Tokyo election results

Brad Mayer bradley.mayer at ebay.sun.com
Mon Jun 25 12:57:08 PDT 2001


Monday, June 25 1:33 PM SGT

Japan's Koizumi rules out general

election despite Tokyo poll victory

TOKYO, June 25 (AFP) -

Japanese Prime Minister Junichiro Koizumi said

Monday his party's Tokyo assembly ballot victory had

not tempted him to cash in on his enormous popularity

and call a general election in July.

"As I have been saying, there will be no double

election," for both houses of parliament, Koizumi told

reporters a day after his Liberal Democratic Party

(LDP) won in its first electoral test since the premier

took office in April.

The ruling LDP, which fielded 55 candidates, won 53

seats in the election for the Tokyo metropolitan

assembly, up from the 48 it held before.

The LDP secured a majority in the 127-member

assembly together with the Buddhist-backed New

Komeito party, a key coalition partner of the Koizumi

administration, which won 23 seats, unchanged from its

previous number.

The Tokyo win raised speculation that Koizumi would

dissolve the House of Representatives and call

lower-house elections to coincide with the scheduled

upper-house ballot set for July 29.

The weekend vote in Tokyo was widely seen as an

indicator of national voting intentions in that national

election.

Koizumi said that in the local election he had achieved

his aim to "break the established theory that the LDP is

weak in urban areas."

"I hope to relay this to the upper-house election," he

said.

Political analyst Harumi Arima said "there is no way

there will be double elections as the LDP is not going to

lose the upper-house elections" if the current situation

continues.

"The LDP old guard is going to bully Mr Koizumi (to

wreck his reform plans), and he needs to hold onto his

trumps to play when faced with an impasse," he said.
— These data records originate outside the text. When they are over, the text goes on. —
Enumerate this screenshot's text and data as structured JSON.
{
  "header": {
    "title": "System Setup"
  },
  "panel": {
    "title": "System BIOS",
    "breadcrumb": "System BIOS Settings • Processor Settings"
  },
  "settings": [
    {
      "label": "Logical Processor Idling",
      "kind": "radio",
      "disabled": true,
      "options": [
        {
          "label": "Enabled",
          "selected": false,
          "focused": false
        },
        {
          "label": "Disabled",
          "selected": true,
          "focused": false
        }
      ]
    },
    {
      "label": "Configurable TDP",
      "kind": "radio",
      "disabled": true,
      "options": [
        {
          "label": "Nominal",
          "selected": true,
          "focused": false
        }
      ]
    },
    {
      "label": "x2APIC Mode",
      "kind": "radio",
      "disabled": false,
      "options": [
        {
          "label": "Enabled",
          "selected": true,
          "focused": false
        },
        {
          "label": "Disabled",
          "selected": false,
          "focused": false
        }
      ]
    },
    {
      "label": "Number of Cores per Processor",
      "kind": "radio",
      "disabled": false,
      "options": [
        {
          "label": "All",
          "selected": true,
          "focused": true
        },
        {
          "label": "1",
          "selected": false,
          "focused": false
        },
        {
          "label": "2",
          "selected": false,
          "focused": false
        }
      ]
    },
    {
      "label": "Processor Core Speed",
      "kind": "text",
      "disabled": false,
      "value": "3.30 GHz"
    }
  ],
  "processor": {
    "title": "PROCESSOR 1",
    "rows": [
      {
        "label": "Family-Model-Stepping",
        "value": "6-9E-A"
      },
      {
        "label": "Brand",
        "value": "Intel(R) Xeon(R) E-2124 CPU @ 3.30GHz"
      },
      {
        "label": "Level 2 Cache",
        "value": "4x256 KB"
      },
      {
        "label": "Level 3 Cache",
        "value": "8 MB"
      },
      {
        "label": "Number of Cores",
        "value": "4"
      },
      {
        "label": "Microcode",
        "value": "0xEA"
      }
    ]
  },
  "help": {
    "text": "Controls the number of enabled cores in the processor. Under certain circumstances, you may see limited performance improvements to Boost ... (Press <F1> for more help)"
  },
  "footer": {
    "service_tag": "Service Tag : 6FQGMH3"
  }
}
"He is the type of the man who goes ahead with pressing

people to answer what they want -- Koizumi or the old

LDP -- when he is cornered," Arima said.

From a practical point of view, the candidates for

lower-house seats "have not saved enough money to

fight another election" since the last general election in

June 2000, he added.

Shigenori Okazaki, a political analyst at UBS Warburg,

said the Tokyo election "ended in a not-so-dramatic

victory for the coalition; we may see a replay at the

upper-house election."

"If history repeats itself, the upper house election should

also end in a so-so victory for the coalition since in the

past, the results of Tokyo elections were closely

reflected in following national elections."

"If this pattern holds, the upper-house election set for

July 29 could also be anticlimactic," he said.

Chief Cabinet Secretary Yasuo Fukuda forecast the

LDP would increase its strength in the House of

Councillors, even if not dramatically so.

"The LDP must win as close as possible to a majority of

seats ... Such a possibility has moved a little nearer," Jiji

Press news agency quoted Fukuda as saying in the

central Japanese city of Takasaki.

The LDP lacks a majority in the upper house, holding

114 seats out of the total of 252. The ruling coalition has

143 seats, counting the 24 seats held by New Komeito

and five by the LDP's, smallest ally Conservative Party.